What This Workflow Does
This intelligent automation system transforms traditional fish farming by connecting weather forecasts directly to feeding decisions. It solves the common problem of overfeeding during rainy periods, which wastes expensive feed and degrades water quality. By fetching official BMKG weather data for Indonesia, the workflow analyzes 6-hour and 12-hour rain probabilities, then automatically adjusts feeding schedules and quantities.
The system reduces feed by 20% when rain probability exceeds 60%, matching natural fish behavior during adverse weather. It sends commands to ESP8266-based fish feeder hardware via HTTP webhooks and provides comprehensive Telegram notifications with weather analysis, feeding decisions, and hardware status. This creates a complete feedback loop where environmental data drives operational decisions without manual intervention.
How It Works
1. Weather Data Collection
The workflow triggers twice daily (05:30 and 16:30 WIB) using n8n's schedule node. It fetches official BMKG weather forecasts for your specific ADM4 region via HTTP request, extracting precise rain probability percentages for the coming 6 and 12-hour periods.
2. Intelligent Decision Making
A JavaScript code node processes the weather data, applying configurable thresholds. If rain probability exceeds your set limit (default: 60%), it calculates appropriate feed reduction (default: -20%) and generates specific command payloads for the hardware.
3. Hardware Control
The system sends structured JSON commands via HTTP POST to your ESP8266/ESP32 device's IP address. These commands trigger servo motors or other feeding mechanisms, executing the precise feeding amount determined by the weather analysis.
4. Notification & Logging
Comprehensive Telegram messages detail the weather analysis, feeding decision rationale, hardware response status, and next scheduled feeding. All activities are logged with timestamps for operational monitoring and pattern analysis.

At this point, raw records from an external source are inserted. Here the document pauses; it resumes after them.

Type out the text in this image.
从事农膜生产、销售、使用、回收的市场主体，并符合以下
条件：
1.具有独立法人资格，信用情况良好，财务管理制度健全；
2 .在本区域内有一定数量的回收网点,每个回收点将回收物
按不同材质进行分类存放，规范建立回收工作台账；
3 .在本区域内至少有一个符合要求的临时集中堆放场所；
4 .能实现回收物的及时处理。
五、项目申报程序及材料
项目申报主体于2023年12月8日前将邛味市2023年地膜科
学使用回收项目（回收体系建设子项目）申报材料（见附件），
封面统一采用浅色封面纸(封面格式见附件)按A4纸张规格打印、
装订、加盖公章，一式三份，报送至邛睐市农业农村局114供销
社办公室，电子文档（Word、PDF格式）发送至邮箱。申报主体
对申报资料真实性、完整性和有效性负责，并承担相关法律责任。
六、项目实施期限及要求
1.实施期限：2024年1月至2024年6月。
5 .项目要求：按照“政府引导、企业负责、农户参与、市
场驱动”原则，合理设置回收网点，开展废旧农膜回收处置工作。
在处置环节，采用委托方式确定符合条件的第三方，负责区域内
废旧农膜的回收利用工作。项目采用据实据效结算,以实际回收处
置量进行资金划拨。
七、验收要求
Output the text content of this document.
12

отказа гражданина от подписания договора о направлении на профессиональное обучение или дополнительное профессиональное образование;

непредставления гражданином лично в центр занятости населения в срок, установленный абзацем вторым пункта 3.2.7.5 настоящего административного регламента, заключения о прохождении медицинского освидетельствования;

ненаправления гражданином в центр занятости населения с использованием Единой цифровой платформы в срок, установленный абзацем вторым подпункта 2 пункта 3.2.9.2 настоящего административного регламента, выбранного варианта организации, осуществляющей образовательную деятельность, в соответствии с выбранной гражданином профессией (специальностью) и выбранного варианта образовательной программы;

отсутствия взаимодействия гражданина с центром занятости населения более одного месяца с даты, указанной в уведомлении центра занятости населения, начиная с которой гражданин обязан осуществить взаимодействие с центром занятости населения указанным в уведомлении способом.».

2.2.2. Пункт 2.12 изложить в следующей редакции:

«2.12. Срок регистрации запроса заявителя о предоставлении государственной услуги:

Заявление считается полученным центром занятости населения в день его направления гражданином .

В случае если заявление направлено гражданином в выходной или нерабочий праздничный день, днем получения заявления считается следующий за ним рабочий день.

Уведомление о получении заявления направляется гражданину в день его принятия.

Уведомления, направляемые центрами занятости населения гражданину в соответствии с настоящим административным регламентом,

Pro tip: Start with a conservative 15% feed reduction during initial testing. Monitor fish behavior and water parameters for 1-2 weeks before adjusting thresholds. Different fish species have varying sensitivity to weather changes.
Who This Is For
This automation is ideal for commercial aquaculture operations in Indonesia seeking to optimize feed costs and labor. Hobbyist fish farmers with medium to large ponds will benefit from reduced daily maintenance. Agricultural technology companies can use this as a foundation for more complex farm management systems. Educational institutions teaching IoT and smart agriculture concepts will find this a practical, real-world application. Environmental researchers studying the impact of weather on aquaculture can adapt the data collection and analysis components.
What You'll Need
- n8n instance (self-hosted or cloud) with internet access
- Telegram bot created via @BotFather for notifications
- ESP8266 or ESP32 microcontroller with servo motor for automated feeding mechanism
- Basic Arduino programming knowledge to set up the hardware webhook endpoint
- Indonesian location with known BMKG ADM4 regional code
- Stable internet connection at both n8n and hardware locations
Quick Setup Guide
- Import the template: Download the JSON file and import into your n8n instance via the workflow import function.
- Configure credentials: Set up your Telegram bot token and chat ID in n8n's credential management system.
- Update location settings: Modify the configuration node with your latitude, longitude, and BMKG ADM4 code.
- Set hardware IP: Enter your ESP8266 device's local IP address in the HTTP request node targeting your feeder.
- Adjust thresholds: Customize the rain probability threshold (default: 60%) and feed reduction percentage (default: -20%) in the code node.
- Test the workflow: Execute manually once to verify all connections work before enabling the schedule trigger.
Key Benefits
20-30% feed cost reduction through precise weather-based portion control. Fish naturally eat less during rainy periods, and this system matches feeding to actual appetite rather than fixed schedules.
Improved water quality by preventing overfeeding that leads to ammonia spikes and oxygen depletion. Better water parameters directly correlate with reduced disease incidence and faster growth rates.
Labor savings of 10-20 hours weekly per farm location by automating twice-daily feeding routines. Staff can focus on monitoring, maintenance, and value-added tasks rather than repetitive feeding.
Data-driven decision making with comprehensive logs of weather conditions, feeding decisions, and hardware performance. This historical data helps optimize thresholds and identify patterns for further efficiency gains.
Scalable architecture that supports multiple ponds or locations from a single workflow. Each location can have customized thresholds while sharing the same core automation logic.